I’ve been thinking about outrage advertising and I think it works like this - anger a vocal minority who are not your customers on social media platforms with an advertisement that if shown to the general public would not evoke the same reaction.

An Example

Company A1 sells Clothing. A1 wants to advertise a new line of clothing, so they make one hoodie that is half red, half blue and post on twitter that they would like this hoodie to symbolize the unification of the deeply divided United States. A vocal minority from both Republican and Democratic states outrage over this, saying they can never come together. Enough people outrage over it that the news picks it up. Local news channels talk about it, country wide news channels talk about it - and since they’ve done it Late Night talk shows will pick it up as well. Newscasters will usually begin the sentence like this: “A1 today released a new line of clothing, and one hoodie is getting a lot of attention due to……” you get the drift. Every media outlet will play the ad at the start of each segment, without company A1 having paid them a dime. To the average viewer, the outrage seems unjustified, some might even come out in support and buy products from A1 for whatever reason. People are weird.

Monetizing Outrage

Examples like the one above aren’t rare. It has happened to GAP. Outrage generating brand awareness has happened to Pepsi, Tanishq in India and so many more companies. This kind of outrage has people watching your ad on youtube which youtube’s algorithm picks up as interest and shows it to more people. On social media, users will make memes with still images from your advertisement. At this point, the ad has gone viral.
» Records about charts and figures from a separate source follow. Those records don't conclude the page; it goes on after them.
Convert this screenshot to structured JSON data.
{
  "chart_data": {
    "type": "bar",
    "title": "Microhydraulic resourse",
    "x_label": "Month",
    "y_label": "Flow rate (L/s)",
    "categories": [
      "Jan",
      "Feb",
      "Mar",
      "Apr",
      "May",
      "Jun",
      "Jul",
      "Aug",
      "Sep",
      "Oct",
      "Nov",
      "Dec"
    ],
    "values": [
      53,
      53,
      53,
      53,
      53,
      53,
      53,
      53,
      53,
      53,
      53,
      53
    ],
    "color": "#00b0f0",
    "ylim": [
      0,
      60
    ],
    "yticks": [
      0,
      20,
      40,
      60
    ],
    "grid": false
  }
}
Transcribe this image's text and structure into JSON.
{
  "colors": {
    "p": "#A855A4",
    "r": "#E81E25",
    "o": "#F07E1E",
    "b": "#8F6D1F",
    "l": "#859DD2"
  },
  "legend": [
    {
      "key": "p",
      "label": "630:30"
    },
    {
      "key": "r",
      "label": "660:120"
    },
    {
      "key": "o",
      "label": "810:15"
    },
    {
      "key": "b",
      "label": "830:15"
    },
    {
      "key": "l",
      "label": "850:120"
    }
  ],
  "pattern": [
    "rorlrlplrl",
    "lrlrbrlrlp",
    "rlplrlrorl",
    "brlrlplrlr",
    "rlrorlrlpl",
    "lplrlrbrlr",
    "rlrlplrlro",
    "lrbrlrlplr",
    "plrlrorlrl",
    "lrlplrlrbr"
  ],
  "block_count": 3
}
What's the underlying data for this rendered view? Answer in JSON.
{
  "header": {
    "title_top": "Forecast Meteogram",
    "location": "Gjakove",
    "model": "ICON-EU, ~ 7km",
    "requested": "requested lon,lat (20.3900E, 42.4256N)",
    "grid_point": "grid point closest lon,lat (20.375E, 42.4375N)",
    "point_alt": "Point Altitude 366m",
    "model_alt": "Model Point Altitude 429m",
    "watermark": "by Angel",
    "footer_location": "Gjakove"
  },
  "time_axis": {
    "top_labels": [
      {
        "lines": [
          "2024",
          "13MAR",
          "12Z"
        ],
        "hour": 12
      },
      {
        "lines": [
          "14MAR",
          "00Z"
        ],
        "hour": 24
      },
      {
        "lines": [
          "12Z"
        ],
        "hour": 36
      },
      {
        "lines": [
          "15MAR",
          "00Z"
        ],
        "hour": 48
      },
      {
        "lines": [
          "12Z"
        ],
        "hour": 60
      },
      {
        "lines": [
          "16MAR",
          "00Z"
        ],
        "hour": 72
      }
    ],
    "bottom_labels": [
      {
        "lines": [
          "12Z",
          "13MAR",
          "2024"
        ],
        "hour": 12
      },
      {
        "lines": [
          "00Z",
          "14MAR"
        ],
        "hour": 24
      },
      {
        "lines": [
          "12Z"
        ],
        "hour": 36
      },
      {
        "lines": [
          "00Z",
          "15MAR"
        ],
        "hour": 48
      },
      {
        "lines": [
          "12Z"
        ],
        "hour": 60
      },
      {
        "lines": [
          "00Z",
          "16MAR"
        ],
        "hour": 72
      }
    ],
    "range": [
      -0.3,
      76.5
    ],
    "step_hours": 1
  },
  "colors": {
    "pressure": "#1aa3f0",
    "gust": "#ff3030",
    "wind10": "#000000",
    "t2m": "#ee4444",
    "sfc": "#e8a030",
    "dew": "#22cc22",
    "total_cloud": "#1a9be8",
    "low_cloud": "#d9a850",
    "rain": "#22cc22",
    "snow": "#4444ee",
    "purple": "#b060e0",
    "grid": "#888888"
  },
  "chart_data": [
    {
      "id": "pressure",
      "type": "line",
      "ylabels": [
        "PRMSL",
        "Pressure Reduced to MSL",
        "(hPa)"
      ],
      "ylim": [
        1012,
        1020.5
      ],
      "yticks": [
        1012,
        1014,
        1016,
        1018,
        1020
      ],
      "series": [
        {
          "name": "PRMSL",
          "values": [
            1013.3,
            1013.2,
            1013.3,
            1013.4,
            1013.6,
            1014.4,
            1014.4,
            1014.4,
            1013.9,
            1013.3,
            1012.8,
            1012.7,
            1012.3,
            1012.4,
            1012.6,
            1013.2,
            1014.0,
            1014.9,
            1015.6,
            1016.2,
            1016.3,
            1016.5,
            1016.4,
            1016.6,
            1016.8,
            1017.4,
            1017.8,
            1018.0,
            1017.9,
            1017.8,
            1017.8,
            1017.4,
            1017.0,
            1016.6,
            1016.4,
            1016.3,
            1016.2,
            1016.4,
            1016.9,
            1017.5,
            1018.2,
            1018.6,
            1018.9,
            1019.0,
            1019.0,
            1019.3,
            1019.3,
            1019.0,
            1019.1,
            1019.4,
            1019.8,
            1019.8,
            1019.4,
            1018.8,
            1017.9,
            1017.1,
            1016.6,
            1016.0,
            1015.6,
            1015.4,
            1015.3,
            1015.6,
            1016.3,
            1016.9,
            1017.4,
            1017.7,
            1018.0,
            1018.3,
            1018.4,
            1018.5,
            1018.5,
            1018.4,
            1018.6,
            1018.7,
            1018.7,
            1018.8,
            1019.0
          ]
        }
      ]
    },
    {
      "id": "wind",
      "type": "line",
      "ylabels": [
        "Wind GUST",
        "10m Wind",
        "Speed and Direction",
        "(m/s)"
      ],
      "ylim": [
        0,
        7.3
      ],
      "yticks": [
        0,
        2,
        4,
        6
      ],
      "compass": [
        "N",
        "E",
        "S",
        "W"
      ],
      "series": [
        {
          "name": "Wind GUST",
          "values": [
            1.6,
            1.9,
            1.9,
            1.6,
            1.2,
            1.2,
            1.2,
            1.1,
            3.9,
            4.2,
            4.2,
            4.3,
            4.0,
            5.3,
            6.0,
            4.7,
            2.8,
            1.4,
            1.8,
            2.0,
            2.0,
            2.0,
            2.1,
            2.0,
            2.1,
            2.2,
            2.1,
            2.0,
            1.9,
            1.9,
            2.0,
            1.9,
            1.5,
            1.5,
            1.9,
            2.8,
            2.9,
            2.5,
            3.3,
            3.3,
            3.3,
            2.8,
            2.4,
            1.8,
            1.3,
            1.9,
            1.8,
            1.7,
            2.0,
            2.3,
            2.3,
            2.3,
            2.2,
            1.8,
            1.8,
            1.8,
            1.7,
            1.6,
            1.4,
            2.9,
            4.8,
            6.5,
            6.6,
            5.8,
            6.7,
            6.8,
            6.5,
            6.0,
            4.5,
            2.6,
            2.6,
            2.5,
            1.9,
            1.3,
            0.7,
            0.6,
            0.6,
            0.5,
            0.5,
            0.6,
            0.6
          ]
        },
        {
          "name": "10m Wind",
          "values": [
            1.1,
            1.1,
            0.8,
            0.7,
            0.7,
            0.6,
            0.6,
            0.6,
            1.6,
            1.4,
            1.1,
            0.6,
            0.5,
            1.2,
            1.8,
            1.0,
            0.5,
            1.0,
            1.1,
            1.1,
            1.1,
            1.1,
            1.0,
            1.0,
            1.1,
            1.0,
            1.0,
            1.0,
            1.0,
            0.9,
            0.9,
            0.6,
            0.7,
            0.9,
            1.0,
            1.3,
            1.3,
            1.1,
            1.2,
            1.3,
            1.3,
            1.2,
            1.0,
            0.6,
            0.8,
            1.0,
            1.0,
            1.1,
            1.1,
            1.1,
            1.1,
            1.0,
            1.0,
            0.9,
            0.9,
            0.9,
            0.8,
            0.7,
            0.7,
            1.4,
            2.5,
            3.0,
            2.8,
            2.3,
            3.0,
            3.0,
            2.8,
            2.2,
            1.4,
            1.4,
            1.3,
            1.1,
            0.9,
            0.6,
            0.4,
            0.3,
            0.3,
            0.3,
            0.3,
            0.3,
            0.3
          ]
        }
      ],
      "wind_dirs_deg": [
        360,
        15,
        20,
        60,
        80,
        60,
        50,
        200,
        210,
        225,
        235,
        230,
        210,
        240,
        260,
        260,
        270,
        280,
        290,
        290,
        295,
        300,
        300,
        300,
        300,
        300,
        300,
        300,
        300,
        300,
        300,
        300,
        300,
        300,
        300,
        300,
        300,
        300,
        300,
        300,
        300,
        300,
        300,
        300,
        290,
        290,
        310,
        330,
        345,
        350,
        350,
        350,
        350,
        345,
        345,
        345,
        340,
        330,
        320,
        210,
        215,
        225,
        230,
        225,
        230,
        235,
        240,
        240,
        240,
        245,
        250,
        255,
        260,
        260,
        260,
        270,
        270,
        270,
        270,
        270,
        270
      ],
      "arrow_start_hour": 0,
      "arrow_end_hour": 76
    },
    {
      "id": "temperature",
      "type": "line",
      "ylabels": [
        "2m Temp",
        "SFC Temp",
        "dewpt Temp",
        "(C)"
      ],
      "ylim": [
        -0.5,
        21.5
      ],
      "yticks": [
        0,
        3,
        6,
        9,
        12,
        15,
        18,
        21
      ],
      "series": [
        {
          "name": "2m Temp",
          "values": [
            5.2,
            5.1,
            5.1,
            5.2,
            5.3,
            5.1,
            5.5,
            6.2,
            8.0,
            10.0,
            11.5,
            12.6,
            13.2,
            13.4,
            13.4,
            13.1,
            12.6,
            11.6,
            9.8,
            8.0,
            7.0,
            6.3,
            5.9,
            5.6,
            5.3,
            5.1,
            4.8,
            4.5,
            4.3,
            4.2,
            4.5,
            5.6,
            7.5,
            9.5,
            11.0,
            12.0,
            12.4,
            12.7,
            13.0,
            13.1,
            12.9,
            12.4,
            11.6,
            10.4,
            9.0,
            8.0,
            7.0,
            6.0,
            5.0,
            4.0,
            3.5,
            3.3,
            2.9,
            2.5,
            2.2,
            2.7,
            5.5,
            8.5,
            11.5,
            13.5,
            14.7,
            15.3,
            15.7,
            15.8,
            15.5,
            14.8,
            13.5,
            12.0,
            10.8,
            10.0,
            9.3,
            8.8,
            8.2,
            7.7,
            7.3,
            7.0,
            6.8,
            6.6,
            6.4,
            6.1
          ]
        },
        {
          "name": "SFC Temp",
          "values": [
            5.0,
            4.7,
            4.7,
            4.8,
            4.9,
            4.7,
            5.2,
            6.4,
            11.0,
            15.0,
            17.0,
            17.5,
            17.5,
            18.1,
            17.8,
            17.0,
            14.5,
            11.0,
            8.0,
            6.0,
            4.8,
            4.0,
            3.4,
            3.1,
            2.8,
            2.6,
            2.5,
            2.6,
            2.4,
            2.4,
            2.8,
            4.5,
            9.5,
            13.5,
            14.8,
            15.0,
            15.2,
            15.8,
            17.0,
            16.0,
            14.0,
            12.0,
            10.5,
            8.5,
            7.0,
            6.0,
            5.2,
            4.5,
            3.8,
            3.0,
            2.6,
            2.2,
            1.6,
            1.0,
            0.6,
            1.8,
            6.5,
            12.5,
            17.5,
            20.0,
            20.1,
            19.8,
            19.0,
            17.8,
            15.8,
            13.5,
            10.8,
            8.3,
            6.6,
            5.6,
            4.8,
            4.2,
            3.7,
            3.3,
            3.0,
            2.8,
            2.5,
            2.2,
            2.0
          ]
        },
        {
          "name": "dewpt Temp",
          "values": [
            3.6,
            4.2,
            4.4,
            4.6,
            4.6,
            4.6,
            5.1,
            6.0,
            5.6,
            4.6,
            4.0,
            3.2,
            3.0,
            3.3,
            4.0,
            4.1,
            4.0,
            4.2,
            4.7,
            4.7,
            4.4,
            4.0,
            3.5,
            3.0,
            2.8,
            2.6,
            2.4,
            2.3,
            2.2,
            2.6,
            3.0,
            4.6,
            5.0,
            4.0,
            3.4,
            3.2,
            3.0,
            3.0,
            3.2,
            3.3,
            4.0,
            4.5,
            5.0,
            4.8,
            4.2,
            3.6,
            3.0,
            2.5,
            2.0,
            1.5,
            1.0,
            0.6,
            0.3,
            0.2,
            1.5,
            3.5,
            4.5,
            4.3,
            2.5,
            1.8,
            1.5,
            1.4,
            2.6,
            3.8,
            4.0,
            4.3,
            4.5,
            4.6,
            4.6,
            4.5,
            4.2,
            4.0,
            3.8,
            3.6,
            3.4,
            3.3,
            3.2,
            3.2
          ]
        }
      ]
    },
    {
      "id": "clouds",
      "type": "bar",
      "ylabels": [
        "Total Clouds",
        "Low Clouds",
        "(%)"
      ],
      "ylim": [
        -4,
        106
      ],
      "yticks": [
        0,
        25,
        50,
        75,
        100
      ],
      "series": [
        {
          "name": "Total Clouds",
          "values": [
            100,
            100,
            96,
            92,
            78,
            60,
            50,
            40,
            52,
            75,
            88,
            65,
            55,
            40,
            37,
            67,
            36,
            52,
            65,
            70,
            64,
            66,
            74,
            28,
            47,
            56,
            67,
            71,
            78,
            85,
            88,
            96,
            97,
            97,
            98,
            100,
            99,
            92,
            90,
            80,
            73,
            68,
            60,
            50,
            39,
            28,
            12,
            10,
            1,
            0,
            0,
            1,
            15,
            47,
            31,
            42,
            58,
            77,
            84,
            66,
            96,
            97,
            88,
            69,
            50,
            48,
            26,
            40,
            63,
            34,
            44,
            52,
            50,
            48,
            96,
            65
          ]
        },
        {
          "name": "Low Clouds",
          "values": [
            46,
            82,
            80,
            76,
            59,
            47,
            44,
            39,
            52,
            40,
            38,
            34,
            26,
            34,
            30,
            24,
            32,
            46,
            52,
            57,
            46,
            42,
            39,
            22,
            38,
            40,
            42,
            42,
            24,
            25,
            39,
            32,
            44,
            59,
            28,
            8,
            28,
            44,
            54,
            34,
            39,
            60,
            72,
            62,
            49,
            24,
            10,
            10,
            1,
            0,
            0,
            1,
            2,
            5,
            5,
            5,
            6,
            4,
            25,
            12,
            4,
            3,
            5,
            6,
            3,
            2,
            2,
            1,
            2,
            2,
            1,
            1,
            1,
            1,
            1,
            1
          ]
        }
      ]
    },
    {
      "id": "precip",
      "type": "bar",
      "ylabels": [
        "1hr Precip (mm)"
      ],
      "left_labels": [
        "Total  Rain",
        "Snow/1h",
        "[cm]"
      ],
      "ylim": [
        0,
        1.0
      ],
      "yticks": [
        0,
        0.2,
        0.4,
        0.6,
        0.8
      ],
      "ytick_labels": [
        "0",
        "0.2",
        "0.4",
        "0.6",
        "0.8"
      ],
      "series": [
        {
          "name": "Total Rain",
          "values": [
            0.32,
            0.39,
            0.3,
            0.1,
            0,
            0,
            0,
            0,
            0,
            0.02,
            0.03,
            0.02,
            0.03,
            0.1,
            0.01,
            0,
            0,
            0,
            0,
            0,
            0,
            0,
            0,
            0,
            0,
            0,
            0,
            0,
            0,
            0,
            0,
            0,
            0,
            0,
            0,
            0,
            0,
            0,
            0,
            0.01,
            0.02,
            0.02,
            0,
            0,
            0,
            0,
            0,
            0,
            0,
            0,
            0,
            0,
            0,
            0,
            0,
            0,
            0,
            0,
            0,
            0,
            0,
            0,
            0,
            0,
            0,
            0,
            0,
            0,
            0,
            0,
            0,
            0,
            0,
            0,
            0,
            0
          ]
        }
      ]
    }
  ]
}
If you have to distill the steps into a process it would look something like this:

  1. Create an ad that has peppy music and that tackles a outlandish premise like Pepsi solving racism
  2. Don’t pay for an ad slot just yet. “Reveal” the ad on social media.
  3. Wait for the vocal minority of people you hoped to outrage to watch the ad
  4. They didn’t watch it? Go back to step 2 and buy an ad slot this time.
  5. They watched it but didn’t really care? Go back to step 1 and increase controversiality (is that a word?)
  6. Outrage has begun, wait till news media picks it up or your CEO gets death threats
  7. Apologize publicly and write something that essentially boils down to “sorry not sorry”
  8. Profit from everyone talking about your brand and supporting you for whatever reason

The Risks

It seems marketing departments who engage in outrage advertising cannot control the flow of the narrative. The outrage may grow out of hand, leading to some harm to workers or executives. Politicians or local elective bodies may also be forced/incentivised to take action against your company, to change the narrative in their favour. It also seems like outrage advertising cannot be done regularly, unless you can find multiple vocal minority interest groups to outrage everytime you want to advertise. Too much outrage advertising may harm your brand image.